Season Dua dari "Lily: Rahasia Gadis Kampung"
Briela Leonor, putri dari Raja Leonor, adalah pewaris tahta di sebuah kerajaan yang kekuasaannya melampaui presiden, menteri, dan semua gubernur. Setelah kematian suaminya, Briela memilih hidup sebagai rakyat biasa untuk melindungi anaknya, Xaviera, dari intrik politik yang mematikan.
Selama dua puluh tahun, Briela berhasil menyembunyikan identitasnya di sebuah provinsi kecil di wilayah Barat kota Riga. Kini, Xaviera telah dewasa, dan pernikahannya membawa kebahagiaan besar bagi Briela.
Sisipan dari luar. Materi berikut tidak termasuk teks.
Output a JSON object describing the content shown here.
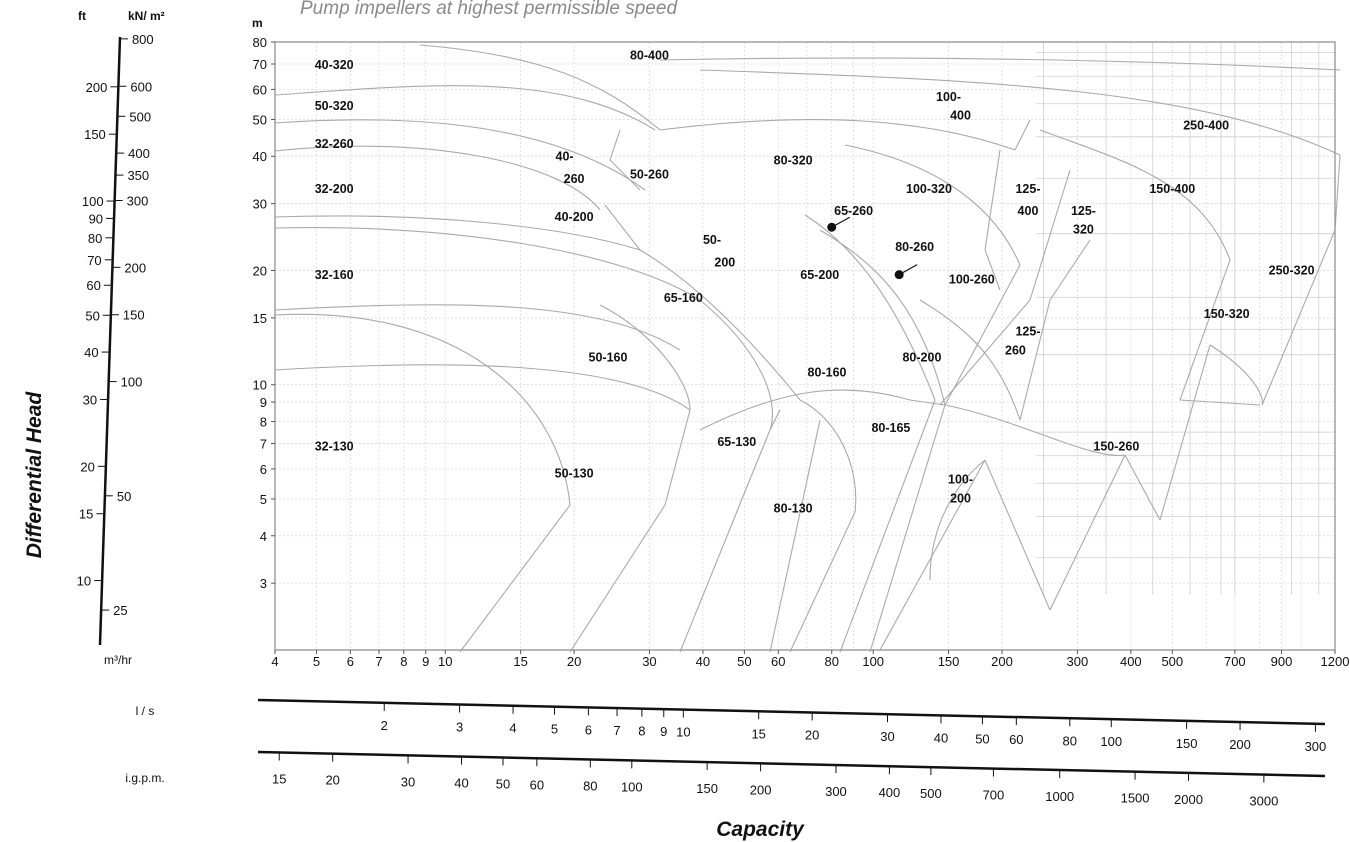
{
  "chart_data": {
    "type": "line",
    "title": "Pump impellers at highest permissible speed",
    "xlabel": "Capacity",
    "ylabel": "Differential Head",
    "x_scale": "log",
    "y_scale": "log",
    "xlim": [
      4,
      1200
    ],
    "ylim": [
      2,
      80
    ],
    "grid": true,
    "y_unit": "m",
    "x_unit": "m³/hr",
    "y_ticks": [
      "80",
      "70",
      "60",
      "50",
      "40",
      "30",
      "20",
      "15",
      "10",
      "9",
      "8",
      "7",
      "6",
      "5",
      "4",
      "3"
    ],
    "x_ticks": [
      "4",
      "5",
      "6",
      "7",
      "8",
      "9",
      "10",
      "15",
      "20",
      "30",
      "40",
      "50",
      "60",
      "80",
      "100",
      "150",
      "200",
      "300",
      "400",
      "500",
      "700",
      "900",
      "1200"
    ],
    "ft_scale": {
      "unit": "ft",
      "ticks": [
        "200",
        "150",
        "100",
        "90",
        "80",
        "70",
        "60",
        "50",
        "40",
        "30",
        "20",
        "15",
        "10"
      ]
    },
    "kn_scale": {
      "unit": "kN/ m²",
      "ticks": [
        "800",
        "600",
        "500",
        "400",
        "350",
        "300",
        "200",
        "150",
        "100",
        "50",
        "25"
      ]
    },
    "ls_scale": {
      "unit": "l / s",
      "ticks": [
        "2",
        "3",
        "4",
        "5",
        "6",
        "7",
        "8",
        "9",
        "10",
        "15",
        "20",
        "30",
        "40",
        "50",
        "60",
        "80",
        "100",
        "150",
        "200",
        "300"
      ]
    },
    "igpm_scale": {
      "unit": "i.g.p.m.",
      "ticks": [
        "15",
        "20",
        "30",
        "40",
        "50",
        "60",
        "80",
        "100",
        "150",
        "200",
        "300",
        "400",
        "500",
        "700",
        "1000",
        "1500",
        "2000",
        "3000"
      ]
    },
    "zones": [
      {
        "label": "40-320",
        "q": 5.5,
        "h": 68
      },
      {
        "label": "80-400",
        "q": 30,
        "h": 72
      },
      {
        "label": "100-",
        "q": 150,
        "h": 56
      },
      {
        "label": "400",
        "q": 160,
        "h": 50
      },
      {
        "label": "250-400",
        "q": 600,
        "h": 47
      },
      {
        "label": "50-320",
        "q": 5.5,
        "h": 53
      },
      {
        "label": "32-260",
        "q": 5.5,
        "h": 42
      },
      {
        "label": "40-",
        "q": 19,
        "h": 39
      },
      {
        "label": "260",
        "q": 20,
        "h": 34
      },
      {
        "label": "50-260",
        "q": 30,
        "h": 35
      },
      {
        "label": "80-320",
        "q": 65,
        "h": 38
      },
      {
        "label": "100-320",
        "q": 135,
        "h": 32
      },
      {
        "label": "125-",
        "q": 230,
        "h": 32
      },
      {
        "label": "400",
        "q": 230,
        "h": 28
      },
      {
        "label": "150-400",
        "q": 500,
        "h": 32
      },
      {
        "label": "32-200",
        "q": 5.5,
        "h": 32
      },
      {
        "label": "125-",
        "q": 310,
        "h": 28
      },
      {
        "label": "320",
        "q": 310,
        "h": 25
      },
      {
        "label": "40-200",
        "q": 20,
        "h": 27
      },
      {
        "label": "65-260",
        "q": 90,
        "h": 28
      },
      {
        "label": "50-",
        "q": 42,
        "h": 23.5
      },
      {
        "label": "200",
        "q": 45,
        "h": 20.5
      },
      {
        "label": "80-260",
        "q": 125,
        "h": 22.5
      },
      {
        "label": "32-160",
        "q": 5.5,
        "h": 19
      },
      {
        "label": "65-200",
        "q": 75,
        "h": 19
      },
      {
        "label": "100-260",
        "q": 170,
        "h": 18.5
      },
      {
        "label": "250-320",
        "q": 950,
        "h": 19.5
      },
      {
        "label": "65-160",
        "q": 36,
        "h": 16.5
      },
      {
        "label": "150-320",
        "q": 670,
        "h": 15
      },
      {
        "label": "125-",
        "q": 230,
        "h": 13.5
      },
      {
        "label": "260",
        "q": 215,
        "h": 12
      },
      {
        "label": "50-160",
        "q": 24,
        "h": 11.5
      },
      {
        "label": "80-200",
        "q": 130,
        "h": 11.5
      },
      {
        "label": "80-160",
        "q": 78,
        "h": 10.5
      },
      {
        "label": "80-165",
        "q": 110,
        "h": 7.5
      },
      {
        "label": "32-130",
        "q": 5.5,
        "h": 6.7
      },
      {
        "label": "65-130",
        "q": 48,
        "h": 6.9
      },
      {
        "label": "150-260",
        "q": 370,
        "h": 6.7
      },
      {
        "label": "50-130",
        "q": 20,
        "h": 5.7
      },
      {
        "label": "100-",
        "q": 160,
        "h": 5.5
      },
      {
        "label": "200",
        "q": 160,
        "h": 4.9
      },
      {
        "label": "80-130",
        "q": 65,
        "h": 4.6
      }
    ],
    "points": [
      {
        "name": "65-260",
        "q": 80,
        "h": 26
      },
      {
        "name": "80-260",
        "q": 115,
        "h": 19.5
      }
    ]
  }
}
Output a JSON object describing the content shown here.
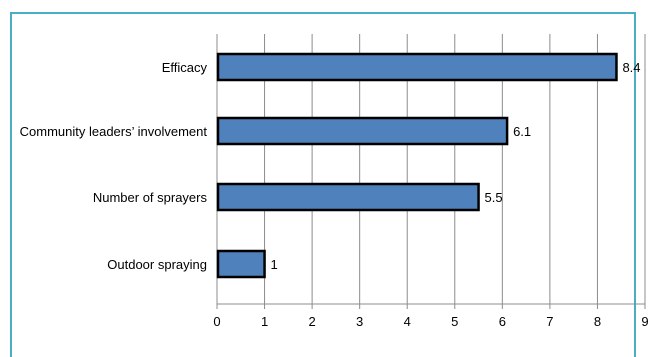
{
  "chart_data": {
    "type": "bar",
    "orientation": "horizontal",
    "categories": [
      "Efficacy",
      "Community leaders’ involvement",
      "Number of sprayers",
      "Outdoor spraying"
    ],
    "values": [
      8.4,
      6.1,
      5.5,
      1
    ],
    "data_labels": [
      "8.4",
      "6.1",
      "5.5",
      "1"
    ],
    "x_ticks": [
      "0",
      "1",
      "2",
      "3",
      "4",
      "5",
      "6",
      "7",
      "8",
      "9"
    ],
    "xlim": [
      0,
      9
    ],
    "title": "",
    "xlabel": "",
    "ylabel": "",
    "grid": true,
    "legend": "none",
    "colors": {
      "bar_fill": "#4f81bd",
      "bar_outline": "#000000",
      "grid": "#8c8c8c",
      "frame": "#4bacc6"
    }
  }
}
Namun, kebahagiaan itu segera berubah menjadi mimpi buruk ketika Xaviera menjadi korban penyiksaan dan pelecehan oleh suaminya, Aron Ace.
Situasi semakin genting ketika sebuah kasus besar muncul, mengancam kestabilan negara. Briela dihadapkan pada keputusan sulit: membuka identitasnya dan kembali memimpin negara untuk menyelamatkan putrinya dan mengembalikan kedamaian, atau tetap tersembunyi dan menyaksikan kehancuran yang tak terelakkan.
Karya ini diterbitkan atas izin NovelToon Nuhume, isi konten hanyalah pandangan pribadi pembuatnya, tidak mewakili NovelToon sendiri
BAB 3
Hari-hari berlalu. Lily yang terlihat pendiam mulai menerima dan berbaur dengan baik bersama dengan Xaviera. Canda tawa terdengar begitu jelas dan suara teriakan yang riang di rumah sederhana kini terdengar setiap harinya.
Kebiasaan Xaviera yang sering menjemput kepulangan ibunya dengan pelukan kini berubah dengan bermain di ruangan tamu berlarian bersama dengan Lily.
Briela hanya menggelengkan kepalanya jika dia berada dalam situasi tersebut dan memakluminya. Bahkan hal yang sangat membahagiakan adalah, ketika kepulangan di sambut oleh Xaviera dan Lily berlomba untuk memeluknya. Dia benar-benar sudah merasa menjadi masyarakat biasa pada umumnya.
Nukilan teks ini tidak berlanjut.